The dissertation is devoted to the solution of the scientific and practical task of information provision efficiency increasing for distributive electrical networks (DEN) 0,4...10 kV control systems (CS) in conditions of SmartGrid technologies introduction by using electric networks for broadband signals with improved characteristics transmission.
In dissertation was analyzes distributive electrical networks of Ukraine as a control object. It is established that the current trends in the development of DEN CS in conditions of increasing the number of RES and other objects of distributed generation, as well as increasing the requirements to the quality of electricity supply to consumers, necessitates the solution of new management tasks that require the appropriate information provision of the CS.
The analysis showed that due to the coincidence of the topology of the DEN with the topology of the DEN CS information flows, as well as on the technical and economic indicators, it is expedient to construct information support systems using of the DEN 0.4...10 kV as a medium for information signals transmission.
On the basis of the analysis of existing methods and means of signals transmission by DEN, it was found that it is expedient to use of spread spectrum (SS) signals as information signals for transmitting by DEN 0.4...10kV, which, in contrast to the existing signals, allows multichannel signal transmission, increase speed and noise immunity. But the limited frequency bandwidth that is suitable for transmitting signals by DEN requires the further development of the approaches to the formation of SS signals to the transmission conditions of the DEN 0.4...10kV.
The analysis of the signals used for the transmission of DEN in the DEN CS information systems, including classical narrowband signals and modern wideband signals, was conducted.
In the spectra of signals for transmission by DEN, obtained by classical methods, 90% of the signal energy lies within the first spectrum tab. The rest of the energy is lost, which leads to distortion of the signal.
In order to reduce the part of the energy that goes beyond the first tab, a new method is proposed, which is to further signal transform using a Wave-wavelet function, which allowed to focus power of the signal in the band of transmission and to increase the efficiency of using frequency band when transmitting SS signals by DEN.

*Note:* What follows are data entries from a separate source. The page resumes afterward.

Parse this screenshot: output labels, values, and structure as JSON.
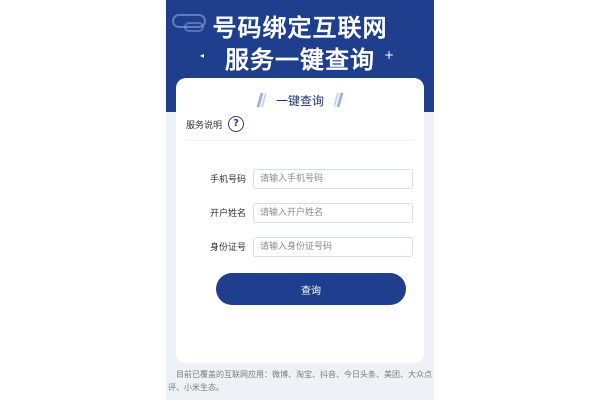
{
  "banner": {
    "title_line1": "号码绑定互联网",
    "title_line2": "服务一键查询"
  },
  "card": {
    "title": "一键查询",
    "service_label": "服务说明",
    "help_symbol": "?"
  },
  "form": {
    "phone": {
      "label": "手机号码",
      "placeholder": "请输入手机号码"
    },
    "name": {
      "label": "开户姓名",
      "placeholder": "请输入开户姓名"
    },
    "id_number": {
      "label": "身份证号",
      "placeholder": "请输入身份证号码"
    },
    "submit_label": "查询"
  },
  "footer": {
    "note": "目前已覆盖的互联网应用：微博、淘宝、抖音、今日头条、美团、大众点评、小米生态。"
  },
  "colors": {
    "primary": "#1f3f8e",
    "background": "#eef1f6",
    "card": "#ffffff"
  }
}
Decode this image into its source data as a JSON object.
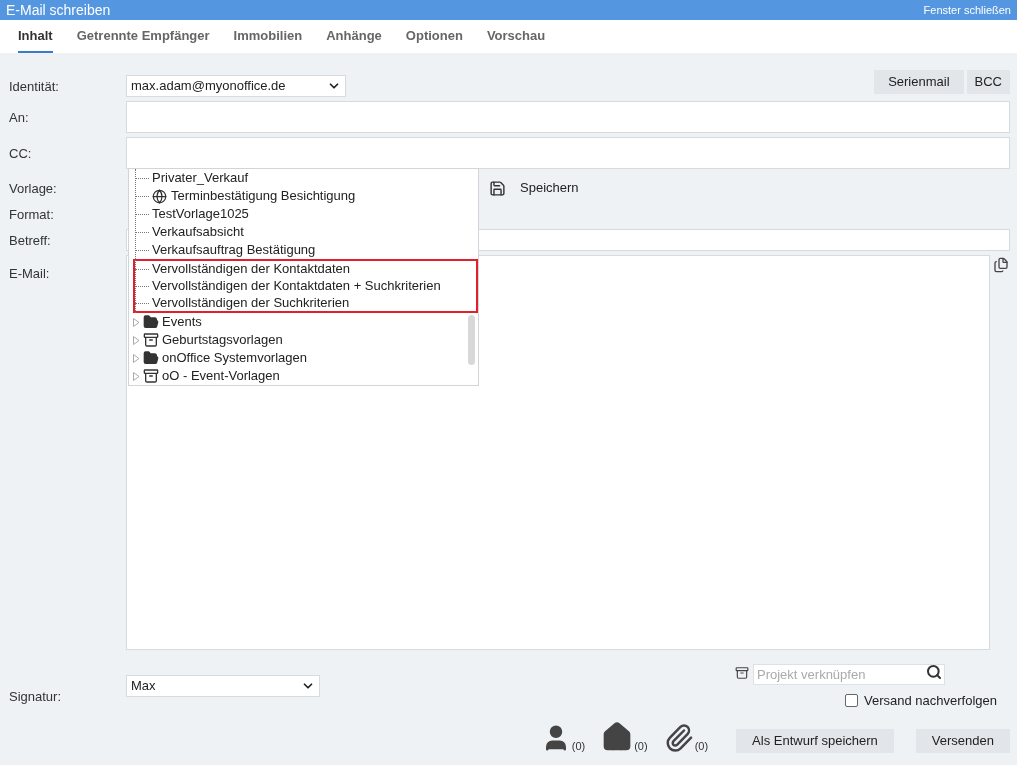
{
  "window": {
    "title": "E-Mail schreiben",
    "close_link": "Fenster schließen"
  },
  "tabs": [
    {
      "label": "Inhalt",
      "selected": true
    },
    {
      "label": "Getrennte Empfänger",
      "selected": false
    },
    {
      "label": "Immobilien",
      "selected": false
    },
    {
      "label": "Anhänge",
      "selected": false
    },
    {
      "label": "Optionen",
      "selected": false
    },
    {
      "label": "Vorschau",
      "selected": false
    }
  ],
  "identity": {
    "label": "Identität:",
    "value": "max.adam@myonoffice.de"
  },
  "top_buttons": [
    "Serienmail",
    "BCC"
  ],
  "to": {
    "label": "An:"
  },
  "cc": {
    "label": "CC:"
  },
  "template": {
    "label": "Vorlage:",
    "save": "Speichern"
  },
  "format": {
    "label": "Format:"
  },
  "subject": {
    "label": "Betreff:"
  },
  "email": {
    "label": "E-Mail:"
  },
  "template_tree": {
    "open_folder_items": [
      {
        "label": "Privater_Verkauf",
        "kind": "template",
        "highlighted": false
      },
      {
        "label": "Terminbestätigung Besichtigung",
        "kind": "web_template",
        "highlighted": false
      },
      {
        "label": "TestVorlage1025",
        "kind": "template",
        "highlighted": false
      },
      {
        "label": "Verkaufsabsicht",
        "kind": "template",
        "highlighted": false
      },
      {
        "label": "Verkaufsauftrag Bestätigung",
        "kind": "template",
        "highlighted": false
      },
      {
        "label": "Vervollständigen der Kontaktdaten",
        "kind": "template",
        "highlighted": true
      },
      {
        "label": "Vervollständigen der Kontaktdaten + Suchkriterien",
        "kind": "template",
        "highlighted": true
      },
      {
        "label": "Vervollständigen der Suchkriterien",
        "kind": "template",
        "highlighted": true
      }
    ],
    "folders": [
      {
        "label": "Events",
        "kind": "folder"
      },
      {
        "label": "Geburtstagsvorlagen",
        "kind": "shared_folder"
      },
      {
        "label": "onOffice Systemvorlagen",
        "kind": "folder"
      },
      {
        "label": "oO - Event-Vorlagen",
        "kind": "shared_folder"
      }
    ]
  },
  "signature": {
    "label": "Signatur:",
    "value": "Max"
  },
  "project": {
    "placeholder": "Projekt verknüpfen"
  },
  "tracking": {
    "label": "Versand nachverfolgen",
    "checked": false
  },
  "counters": [
    {
      "kind": "contacts",
      "count": "(0)"
    },
    {
      "kind": "properties",
      "count": "(0)"
    },
    {
      "kind": "attachments",
      "count": "(0)"
    }
  ],
  "bottom_buttons": [
    "Als Entwurf speichern",
    "Versenden"
  ]
}
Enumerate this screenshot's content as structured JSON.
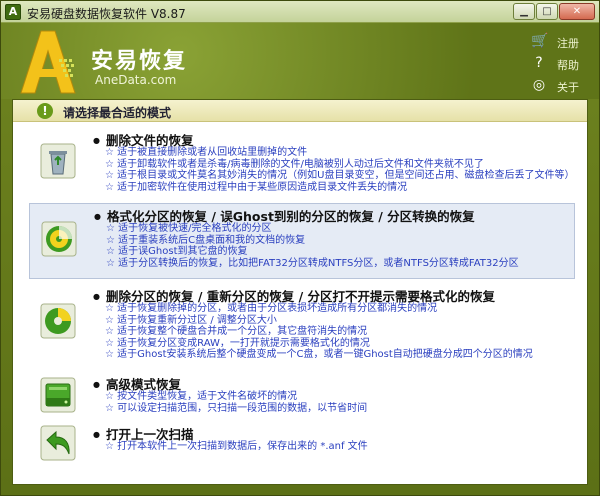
{
  "window": {
    "title": "安易硬盘数据恢复软件 V8.87",
    "app_icon_letter": "A",
    "min_glyph": "▁",
    "max_glyph": "□",
    "close_glyph": "✕"
  },
  "header": {
    "brand_cn": "安易恢复",
    "brand_en": "AneData.com",
    "links": [
      {
        "icon": "cart-icon",
        "glyph": "🛒",
        "label": "注册"
      },
      {
        "icon": "question-icon",
        "glyph": "?",
        "label": "帮助"
      },
      {
        "icon": "target-icon",
        "glyph": "◎",
        "label": "关于"
      }
    ]
  },
  "panel": {
    "title": "请选择最合适的模式",
    "warn_glyph": "!",
    "options": [
      {
        "title": "删除文件的恢复",
        "icon": "recycle-bin-icon",
        "lines": [
          "适于被直接删除或者从回收站里删掉的文件",
          "适于卸载软件或者是杀毒/病毒删除的文件/电脑被别人动过后文件和文件夹就不见了",
          "适于根目录或文件莫名其妙消失的情况（例如U盘目录变空，但是空间还占用、磁盘检查后丢了文件等）",
          "适于加密软件在使用过程中由于某些原因造成目录文件丢失的情况"
        ]
      },
      {
        "title": "格式化分区的恢复 / 误Ghost到别的分区的恢复 / 分区转换的恢复",
        "icon": "disk-format-icon",
        "lines": [
          "适于恢复被快速/完全格式化的分区",
          "适于重装系统后C盘桌面和我的文档的恢复",
          "适于误Ghost到其它盘的恢复",
          "适于分区转换后的恢复，比如把FAT32分区转成NTFS分区，或者NTFS分区转成FAT32分区"
        ]
      },
      {
        "title": "删除分区的恢复 / 重新分区的恢复 / 分区打不开提示需要格式化的恢复",
        "icon": "partition-icon",
        "lines": [
          "适于恢复删除掉的分区，或者由于分区表损坏造成所有分区都消失的情况",
          "适于恢复重新分过区 / 调整分区大小",
          "适于恢复整个硬盘合并成一个分区，其它盘符消失的情况",
          "适于恢复分区变成RAW，一打开就提示需要格式化的情况",
          "适于Ghost安装系统后整个硬盘变成一个C盘，或者一键Ghost自动把硬盘分成四个分区的情况"
        ]
      },
      {
        "title": "高级模式恢复",
        "icon": "hard-drive-icon",
        "lines": [
          "按文件类型恢复，适于文件名破坏的情况",
          "可以设定扫描范围，只扫描一段范围的数据，以节省时间"
        ]
      },
      {
        "title": "打开上一次扫描",
        "icon": "back-arrow-icon",
        "lines": [
          "打开本软件上一次扫描到数据后，保存出来的 *.anf 文件"
        ]
      }
    ]
  }
}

A new method was proposed for the investigation of the phase-frequency characteristics that allows to research phase-frequency characteristics of DEN in the remoteness of transmission and reception points. The developed method is based on the principle of measuring the relative phase shift between signals transmitted at different frequencies, which are phased at the transmission side. It allows to determine the phase shift for discrete values of frequencies between frequencies that differ in two from each other in relation to the selected initial frequency and allows to obtain a relative phase-frequency characteristics of DEN.

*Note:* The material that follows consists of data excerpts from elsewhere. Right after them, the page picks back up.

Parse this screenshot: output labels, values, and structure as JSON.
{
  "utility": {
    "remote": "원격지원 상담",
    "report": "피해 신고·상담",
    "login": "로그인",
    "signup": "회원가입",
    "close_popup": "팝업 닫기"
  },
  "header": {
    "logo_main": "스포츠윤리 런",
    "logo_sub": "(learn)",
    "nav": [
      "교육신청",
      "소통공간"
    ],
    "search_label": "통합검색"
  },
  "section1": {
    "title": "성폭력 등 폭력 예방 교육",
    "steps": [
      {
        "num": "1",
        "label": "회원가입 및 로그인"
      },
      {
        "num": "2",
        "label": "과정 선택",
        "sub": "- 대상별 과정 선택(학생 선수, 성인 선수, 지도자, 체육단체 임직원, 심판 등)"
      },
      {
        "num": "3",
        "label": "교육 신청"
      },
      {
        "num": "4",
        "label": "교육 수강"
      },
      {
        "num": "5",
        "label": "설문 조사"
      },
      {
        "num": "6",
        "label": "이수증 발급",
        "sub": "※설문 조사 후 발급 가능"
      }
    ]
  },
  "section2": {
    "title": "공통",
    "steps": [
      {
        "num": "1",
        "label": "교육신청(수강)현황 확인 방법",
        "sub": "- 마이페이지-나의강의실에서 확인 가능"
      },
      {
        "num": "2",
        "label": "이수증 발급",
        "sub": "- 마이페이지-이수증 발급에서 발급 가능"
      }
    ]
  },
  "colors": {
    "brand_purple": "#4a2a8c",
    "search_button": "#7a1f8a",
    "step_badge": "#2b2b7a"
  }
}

An analysis of the approximate methods of DEN calculating as a medium of signal transmission has shown that they are based on the presented HF paths by DEN by two characteristics: the signal damping and the characteristic resistance of the path, which is not enough to evaluate the SS signal propagation process by DEN.

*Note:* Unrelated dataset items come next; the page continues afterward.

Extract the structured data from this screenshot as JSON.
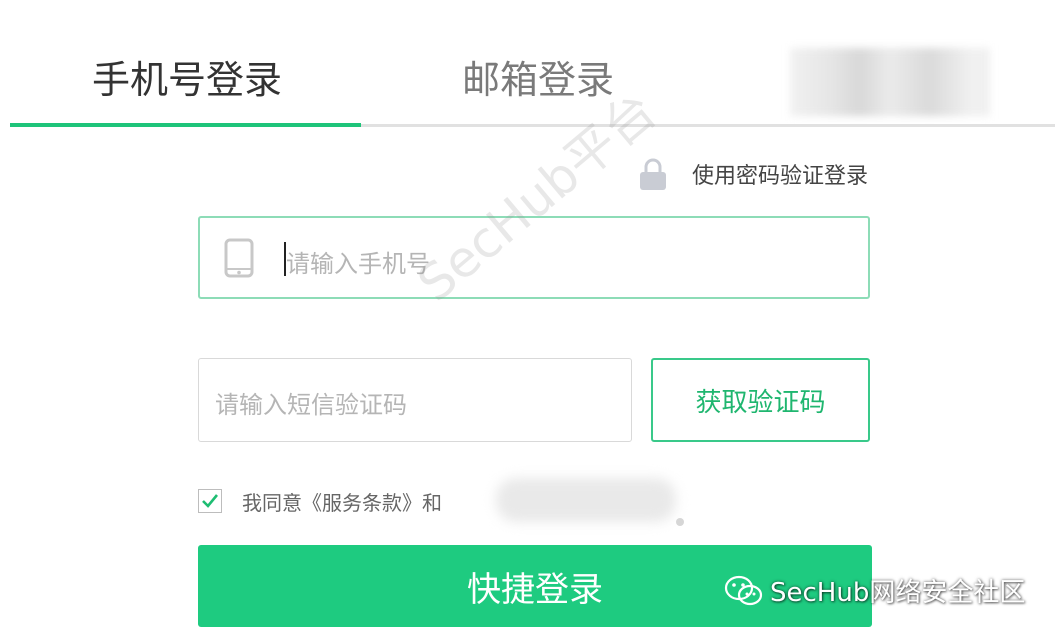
{
  "tabs": {
    "phone_login": "手机号登录",
    "email_login": "邮箱登录"
  },
  "password_login_link": "使用密码验证登录",
  "phone_input": {
    "placeholder": "请输入手机号",
    "value": ""
  },
  "sms_input": {
    "placeholder": "请输入短信验证码",
    "value": ""
  },
  "get_code_button": "获取验证码",
  "agreement": {
    "checked": true,
    "text": "我同意《服务条款》和"
  },
  "login_button": "快捷登录",
  "watermark": {
    "center": "SecHub平台",
    "bottom": "SecHub网络安全社区"
  },
  "colors": {
    "accent": "#1ecb80",
    "tab_underline": "#1ec47a",
    "input_focus_border": "#8ddcb7"
  },
  "icons": [
    "lock-icon",
    "phone-icon",
    "check-icon",
    "wechat-icon"
  ]
}
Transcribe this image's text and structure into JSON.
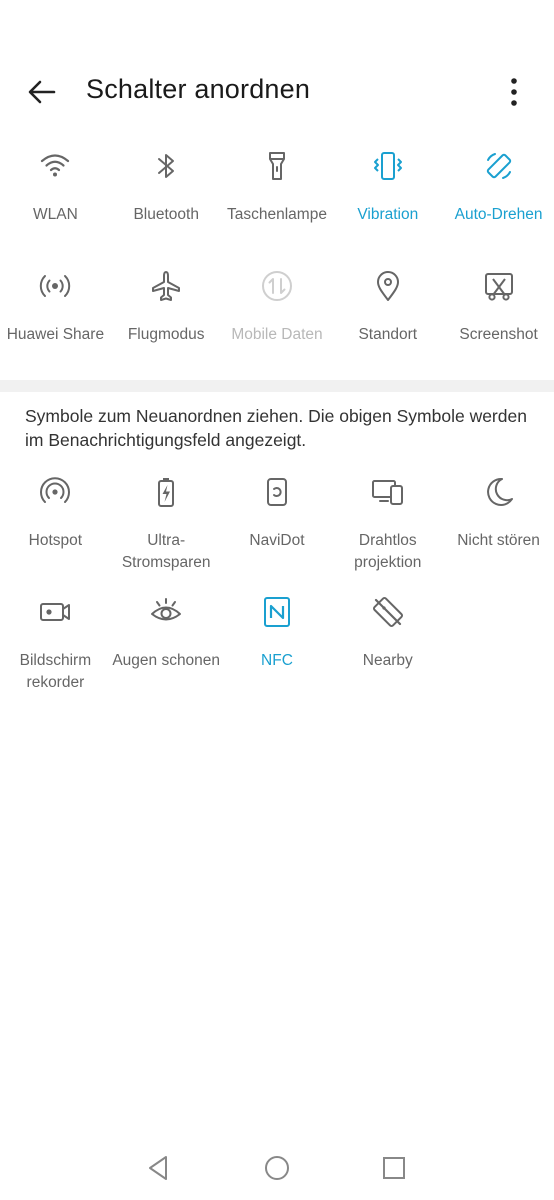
{
  "header": {
    "title": "Schalter anordnen"
  },
  "active_tiles": [
    {
      "label": "WLAN",
      "icon": "wifi-icon",
      "state": "normal"
    },
    {
      "label": "Bluetooth",
      "icon": "bluetooth-icon",
      "state": "normal"
    },
    {
      "label": "Taschenlampe",
      "icon": "flashlight-icon",
      "state": "normal"
    },
    {
      "label": "Vibration",
      "icon": "vibration-icon",
      "state": "active"
    },
    {
      "label": "Auto-Drehen",
      "icon": "auto-rotate-icon",
      "state": "active"
    },
    {
      "label": "Huawei Share",
      "icon": "huawei-share-icon",
      "state": "normal"
    },
    {
      "label": "Flugmodus",
      "icon": "airplane-icon",
      "state": "normal"
    },
    {
      "label": "Mobile Daten",
      "icon": "mobile-data-icon",
      "state": "disabled"
    },
    {
      "label": "Standort",
      "icon": "location-icon",
      "state": "normal"
    },
    {
      "label": "Screenshot",
      "icon": "screenshot-icon",
      "state": "normal"
    }
  ],
  "hint": "Symbole zum Neuanordnen ziehen. Die obigen Symbole werden im Benachrichtigungsfeld angezeigt.",
  "inactive_tiles": [
    {
      "label": "Hotspot",
      "icon": "hotspot-icon",
      "state": "normal"
    },
    {
      "label": "Ultra-\nStromsparen",
      "icon": "battery-saver-icon",
      "state": "normal"
    },
    {
      "label": "NaviDot",
      "icon": "navidot-icon",
      "state": "normal"
    },
    {
      "label": "Drahtlos\nprojektion",
      "icon": "wireless-projection-icon",
      "state": "normal"
    },
    {
      "label": "Nicht stören",
      "icon": "moon-icon",
      "state": "normal"
    },
    {
      "label": "Bildschirm\nrekorder",
      "icon": "screen-recorder-icon",
      "state": "normal"
    },
    {
      "label": "Augen schonen",
      "icon": "eye-comfort-icon",
      "state": "normal"
    },
    {
      "label": "NFC",
      "icon": "nfc-icon",
      "state": "active"
    },
    {
      "label": "Nearby",
      "icon": "nearby-icon",
      "state": "normal"
    }
  ],
  "colors": {
    "accent": "#1aa0d0",
    "icon": "#666666",
    "disabled": "#cfcfcf",
    "divider": "#f1f1f1"
  }
}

The exact method of calculating DEN as a medium for transmitting signals is a method based on DEN elements representation as lines with distributed parameters, but the use of this method is hindered by DEN elements parameters lack.
To solve the problem of DEN elements parameters determining is proposed to use the numerical solution of Maxwell equations by finite element method for DEN elements spatial models and verify the correctness of obtained results.